I'll go ahead and put the retweeted_status.id and retweeted_user_id elements back in the index.
As for the screenname element, do folks need that if we're already exposing the user_id? i assumed having one would be enough. but let me know if not.
On Mon, May 6, 2013 at 4:43 PM, Lamjed Ben Jabeur notifications@github.comwrote:
In the last version of API specification https://github.com/lintool/twitter-tools/wiki/TREC-2013-API-Specifications _status.retweetstatus.id and _status.retweet_status.user.screenname_has been removed.
Even though retweets are consirded irrelevant in the two last editions of TREC microblogs, these fields are helpul for social network based appraoches. I used these two fields in my trec2011 and trec2012 runs.
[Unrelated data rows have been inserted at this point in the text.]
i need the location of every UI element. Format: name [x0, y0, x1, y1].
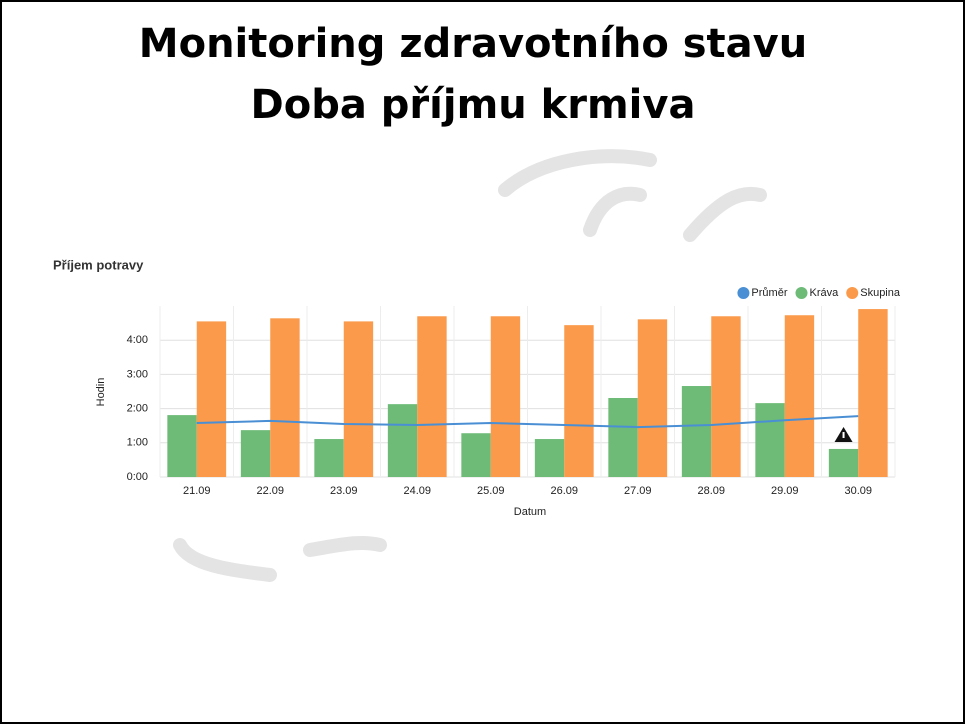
chart: Monitoring zdravotního stavu Doba příjmu…	[0, 0, 965, 724]
y-tick-label: 4:00	[127, 334, 148, 346]
bar	[682, 386, 711, 477]
y-tick-label: 1:00	[127, 437, 148, 449]
x-tick-label: 27.09	[624, 485, 652, 497]
slide-subtitle: Doba příjmu krmiva	[251, 82, 696, 128]
bar	[858, 309, 887, 477]
bar	[314, 439, 343, 477]
y-tick-label: 3:00	[127, 368, 148, 380]
chart-title: Příjem potravy	[53, 257, 144, 272]
bar	[785, 315, 814, 477]
bar	[638, 319, 667, 477]
x-tick-label: 30.09	[844, 485, 872, 497]
x-tick-label: 24.09	[403, 485, 431, 497]
x-axis-label: Datum	[514, 506, 546, 518]
bar	[608, 398, 637, 477]
legend-marker	[846, 287, 858, 299]
bar	[829, 449, 858, 477]
bar	[270, 318, 299, 477]
bar	[417, 316, 446, 477]
watermark	[180, 156, 760, 575]
legend-marker	[737, 287, 749, 299]
x-tick-label: 25.09	[477, 485, 505, 497]
slide-title: Monitoring zdravotního stavu	[139, 21, 807, 67]
x-tick-label: 29.09	[771, 485, 799, 497]
warning-icon-mark	[843, 432, 845, 438]
x-tick-label: 26.09	[550, 485, 578, 497]
bar	[461, 433, 490, 477]
y-axis-label: Hodin	[95, 378, 107, 407]
legend-marker	[795, 287, 807, 299]
bar	[535, 439, 564, 477]
bar	[388, 404, 417, 477]
slide: Monitoring zdravotního stavu Doba příjmu…	[0, 0, 965, 724]
y-tick-label: 0:00	[127, 471, 148, 483]
bar	[755, 403, 784, 477]
bar	[344, 321, 373, 477]
x-tick-label: 21.09	[183, 485, 211, 497]
bar	[491, 316, 520, 477]
bar	[564, 325, 593, 477]
x-tick-label: 22.09	[256, 485, 284, 497]
legend-label: Skupina	[860, 287, 901, 299]
bar	[197, 321, 226, 477]
x-tick-label: 23.09	[330, 485, 358, 497]
legend-label: Kráva	[809, 287, 839, 299]
bar	[241, 430, 270, 477]
bar	[167, 415, 196, 477]
legend-label: Průměr	[751, 287, 787, 299]
x-tick-label: 28.09	[697, 485, 725, 497]
bar	[711, 316, 740, 477]
y-tick-label: 2:00	[127, 403, 148, 415]
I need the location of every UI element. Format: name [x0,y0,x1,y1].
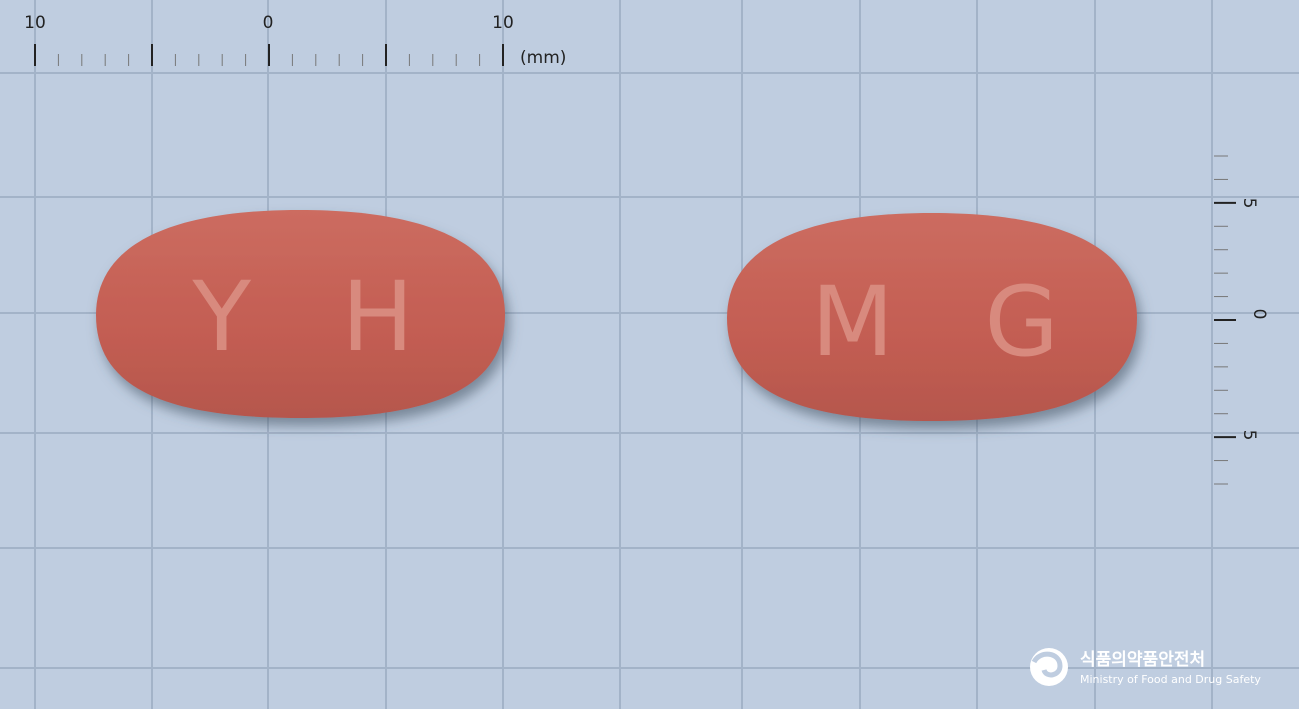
pill [727,213,1137,421]
pill [96,210,505,418]
ruler-label: 10 [492,13,514,33]
pill-imprint: M G [811,266,1089,378]
ruler-label: 10 [24,13,46,33]
logo-korean: 식품의약품안전처 [1080,649,1205,670]
ruler-label: 5 [1239,430,1259,441]
pill-imprint: Y H [191,261,443,373]
logo-english: Ministry of Food and Drug Safety [1080,673,1261,686]
ruler-unit: (mm) [520,48,566,68]
ruler-ticks [34,44,1236,485]
ruler-label: 5 [1239,198,1259,209]
ruler-label: 0 [1249,309,1269,320]
logo: 식품의약품안전처 Ministry of Food and Drug Safet… [1030,648,1261,686]
ruler-label: 0 [263,13,274,33]
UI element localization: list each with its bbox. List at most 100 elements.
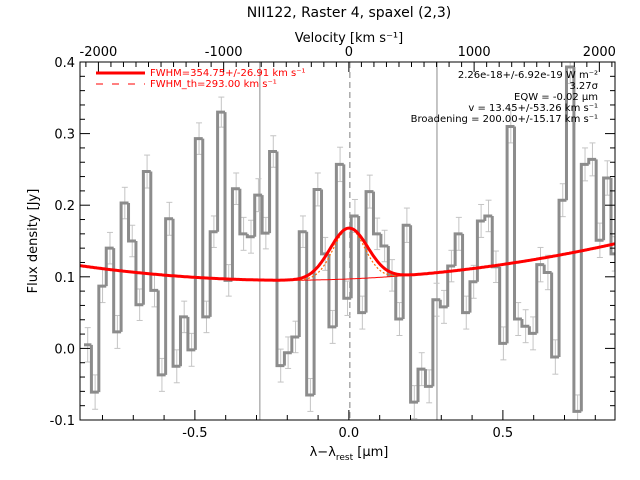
spectrum-bin — [238, 188, 248, 236]
spectrum-bin — [557, 198, 567, 357]
spectrum-bin — [423, 369, 433, 388]
spectrum-bin — [513, 126, 522, 321]
spectrum-bin — [282, 351, 292, 366]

— Reply to this email directly or view it on GitHubhttps://github.com/lintool/twitter-tools/issues/26#issuecomment-17510187 .
Miles Efron Assistant Professor Graduate School of Library and Information Science University of Illinois, Urbana-Champaign
Any chance we can play with the APIs? ....... Latifa Qatar University
This task has been completed and results have been merged into the trec2013-api branch.
For the moment, some few fields are avaiable through the search API:
What fileds do you need to replicate you run?